Ната лукаво усмехнулась:
— Не-ет… Тут места больше. И о чём мне говорить с ней? Линка и так всё знает, не слепая. Спасибо, что меня не гонишь… совсем, а только к ней.
Я резко повернулся и заключил её в объятия.
— Ната, прости меня… не уходи. Ну, хочу я её, да. Врать, изворачиваться перед тобой не стану. Я же мужчина, и это — естественно. Пойми ты меня, мы живём вместе, я вижу её так же часто, как тебя, иногда… почти обнаженной.
Она красивая, ты это не можешь отрицать. Но ведь я ни разу не дал тебе повода меня ревновать! Что там я испытываю, это во мне. Это ясно? И давай спать…

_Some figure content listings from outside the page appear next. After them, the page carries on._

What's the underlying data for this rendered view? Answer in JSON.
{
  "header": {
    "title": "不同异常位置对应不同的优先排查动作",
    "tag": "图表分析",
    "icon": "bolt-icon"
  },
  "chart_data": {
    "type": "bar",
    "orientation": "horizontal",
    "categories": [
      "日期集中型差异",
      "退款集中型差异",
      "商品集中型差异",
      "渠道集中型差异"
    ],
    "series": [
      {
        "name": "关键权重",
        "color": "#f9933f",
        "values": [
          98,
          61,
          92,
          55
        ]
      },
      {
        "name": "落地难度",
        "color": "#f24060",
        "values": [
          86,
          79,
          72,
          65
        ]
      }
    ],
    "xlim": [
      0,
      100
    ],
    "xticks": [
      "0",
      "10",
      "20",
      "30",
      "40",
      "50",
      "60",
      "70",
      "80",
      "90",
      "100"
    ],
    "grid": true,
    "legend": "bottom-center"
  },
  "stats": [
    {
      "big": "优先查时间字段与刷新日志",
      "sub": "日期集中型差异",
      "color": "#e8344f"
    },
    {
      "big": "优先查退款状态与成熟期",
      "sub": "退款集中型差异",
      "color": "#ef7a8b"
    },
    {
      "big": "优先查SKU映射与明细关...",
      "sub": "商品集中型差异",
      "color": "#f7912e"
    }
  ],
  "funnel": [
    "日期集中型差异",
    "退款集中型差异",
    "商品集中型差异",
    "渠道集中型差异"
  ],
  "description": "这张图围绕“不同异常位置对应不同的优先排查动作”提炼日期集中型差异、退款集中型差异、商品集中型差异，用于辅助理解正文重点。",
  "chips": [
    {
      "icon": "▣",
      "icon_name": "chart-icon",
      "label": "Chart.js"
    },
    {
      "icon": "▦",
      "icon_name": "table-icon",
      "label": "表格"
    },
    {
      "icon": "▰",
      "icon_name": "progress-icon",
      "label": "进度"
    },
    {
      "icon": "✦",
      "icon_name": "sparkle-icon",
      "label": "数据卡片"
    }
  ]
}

Ната подпёрла подбородок и, вовсе не собираясь меня отпускать, задумчиво произнесла:
— Да, да… Знаем. Как мужик новую девочку увидел, так всё — вынь да положь. И ты, моя радость, не исключение. Одно только и утешает — привыкла я к ней, что ли… Вроде и не ревную. Да ты удивлённые глазки не строй, сам говорил, что притворяться не любишь и у других того не терпишь. Вот и будь естественным. Ну и что мне делать, — она продолжала, слегка улыбаясь.
— Если я в один прекрасный момент увижу, как на моём месте вы оба в обнимку лежите?
— Этого не будет.
— Будет, Дар, — она внезапно стала серьезной. — Будет. Ты не волнуйся, со мной можно говорить об этом. А с ней — пока нет. Я не хочу, чтобы между нами был обман. Ты честен, и это пока успокаивает. Но ничего не решает.
Лежать в твоих объятиях и чувствовать, что ты представляешь на моем месте другую — это невыносимо!
— Я не представлял другую. Но я не знаю, что делать, Ната… Ты очень, очень дорога для меня, и никто тебя мне не заменит. А это… Может быть, она уйдёт от нас в посёлок, и тогда всё успокоится само собой. Но сказать ей, чтобы она уходила… я не могу. Кто там её ждёт? Здесь я за неё спокоен.
— Только за неё?
— Не только. Не цепляйся к словам. За вас обеих.
— Эх, Дар, Дар… — Ната прижала мою голову к себе. — Все вы, мужики…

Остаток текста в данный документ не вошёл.